Even though much of Orrery takes place in a land far far away, in thinking about space travel Donna Kane uncovers truths about humankind that make living on earth appear just as dazzling, wondrous, and nebulous as a trip through the cosmos. “For years, I tried to picture the Earth’s orbit,” begins her poem “On the Material World.” The speaker’s husband enters the scene with an egg, an orange, and a flashlight. However, when trying to recount the astronomy lesson later, all that she remembers is her husband’s figure, her bodily reaction to it:

I tried again to imagine the Earth’s spin and tilt

in the eye of my mind, but couldn’t detach

from my bodied weight, the place where thought

took shape and mattered.

Notions of materiality and the embodiment of thought emerge poignant and luminous as the speaker’s gaze turns upwards and the imagination extends out. Still, this directionality of “up” and “out” is contested when the speaker of “Ascension” points brilliantly to the sun: “how it rises each morning, / how our bodies shine with its light.” The speaker’s church is the church of light, which glows in everybody under the sun. It’s here, it’s there, it’s everywhere.

Dani Spinosa’s latest book of poetry is a collection of glosas that is conceptually radical, formally daring, and stylistically wonderful—as smart and imaginative as anything one should by now expect of Spinosa. The poems in 00: Typewriter Poems are mostly appropriations of major (male) figures in the tradition of visual poetics, forging a conversation with masculinist ideals in a fashion that is by some way of enchantment able to simultaneously critique, challenge, pay tribute, and honour.

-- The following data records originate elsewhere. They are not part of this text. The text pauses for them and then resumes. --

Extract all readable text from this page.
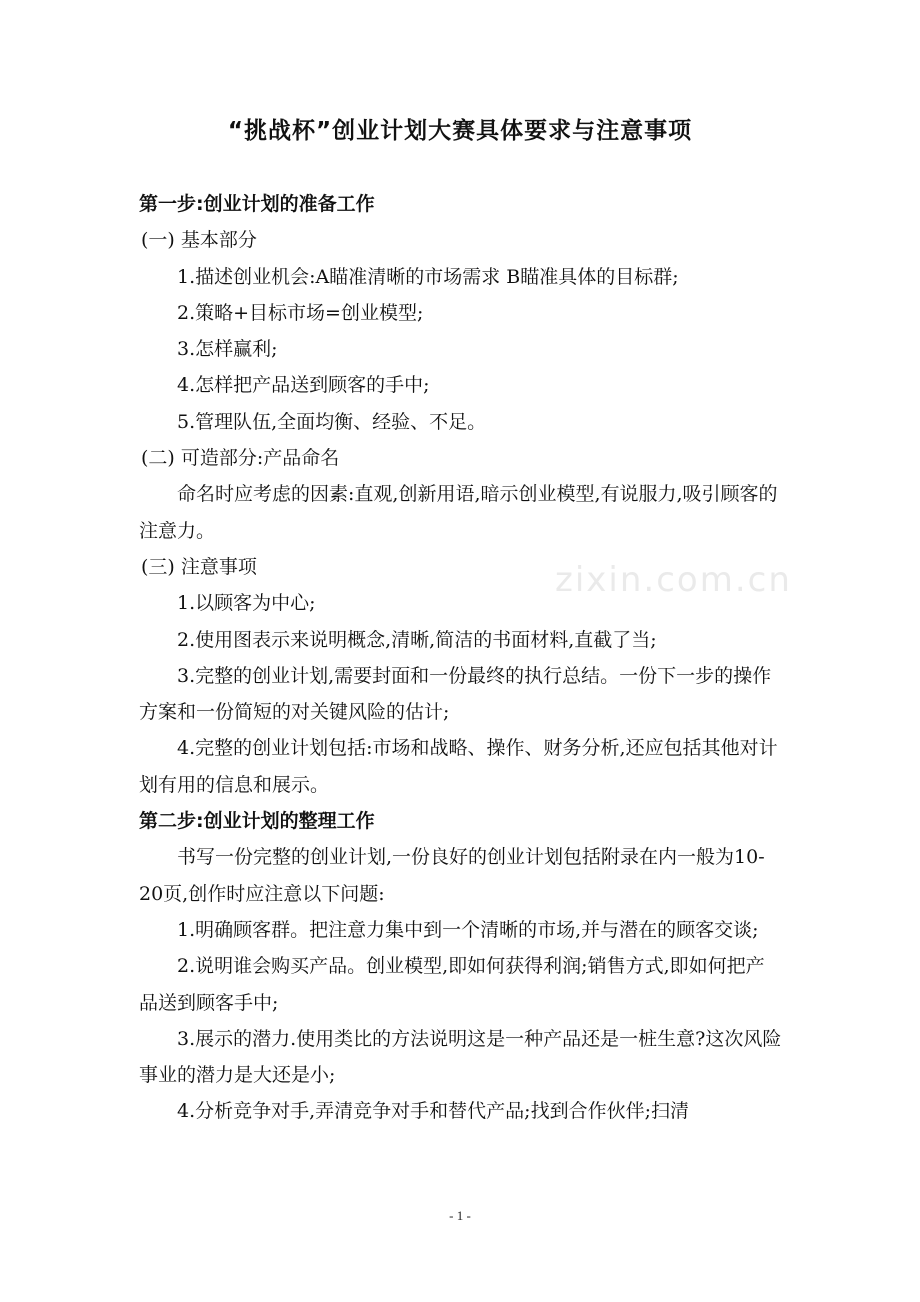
“挑战杯”创业计划大赛具体要求与注意事项

第一步:创业计划的准备工作

(一) 基本部分

1.描述创业机会:A瞄准清晰的市场需求 B瞄准具体的目标群;

2.策略+目标市场=创业模型;

3.怎样赢利;

4.怎样把产品送到顾客的手中;

5.管理队伍,全面均衡、经验、不足。

(二) 可造部分:产品命名

命名时应考虑的因素:直观,创新用语,暗示创业模型,有说服力,吸引顾客的注意力。

(三) 注意事项

1.以顾客为中心;

2.使用图表示来说明概念,清晰,简洁的书面材料,直截了当;

3.完整的创业计划,需要封面和一份最终的执行总结。一份下一步的操作方案和一份简短的对关键风险的估计;

4.完整的创业计划包括:市场和战略、操作、财务分析,还应包括其他对计划有用的信息和展示。

第二步:创业计划的整理工作

书写一份完整的创业计划,一份良好的创业计划包括附录在内一般为10-20页,创作时应注意以下问题:

1.明确顾客群。把注意力集中到一个清晰的市场,并与潜在的顾客交谈;

2.说明谁会购买产品。创业模型,即如何获得利润;销售方式,即如何把产品送到顾客手中;

3.展示的潜力.使用类比的方法说明这是一种产品还是一桩生意?这次风险事业的潜力是大还是小;

4.分析竞争对手,弄清竞争对手和替代产品;找到合作伙伴;扫清

zixin.com.cn
- 1 -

The word “conversation” is critical to Dani Spinosa’s vision of not only poetry, but literature in general. This is a vision of literature that is “built on writing as an act of sharing, of becoming stronger and more beautiful in the ways that our writing reads back over the writing that came before it, and leaves itself open and unfinished for the writing that comes after.” It isn’t a rejection, per se, of the masculine principle that views writing as a solitary act, a one-man show (the word author itself comes from the Old French “autor,” meaning “father”, “creator”), but instead anatomizes that idea and rearranges its parts to create something new. This is the true spirit of the vanguardist tradition. Still, by refusing to reject what came before her, Spinosa lands in a unique position of innovation and tradition—a contradictory seat in which this writer appears quite comfortable, though it might infuriate those whose salaries are made by carving leaded lines of clear distinction. “[W]omen borrow,” Kate Siklosi suggests in a conversation with Spinosa in the afterword included in the book. “We borrow all the time. We borrow stories from each other to protect ourselves. We borrow each other’s clothes. We borrow things from each other because for us it’s an exchange.” This idea of “borrowing as a feminist act” speaks to the glosa form and what Spinosa’s adaptation of it means in the context of her project. These poems never feel as if they were made judgementally, or out of a place of hate. These are not attacks. Spinosa herself even goes as far as calling the book “a collection of love poems,” which is a sentiment with reverberations all throughout.

It’s her remarkable balance as she walks the line to hypocrisy that makes Spinosa singular  as a feminist, a poet, and a scholar: “What’s at stake really for me in this moment to say: I really hate the machismo persona that’s a part of this thing I love, but I also just, like, love that thing and love what it is? And maybe I even love the writing with your dick part. Maybe there’s something nice about that.” In 00: Typewriter Poems, Spinosa communicates with love that contradiction is inherent to the typeface.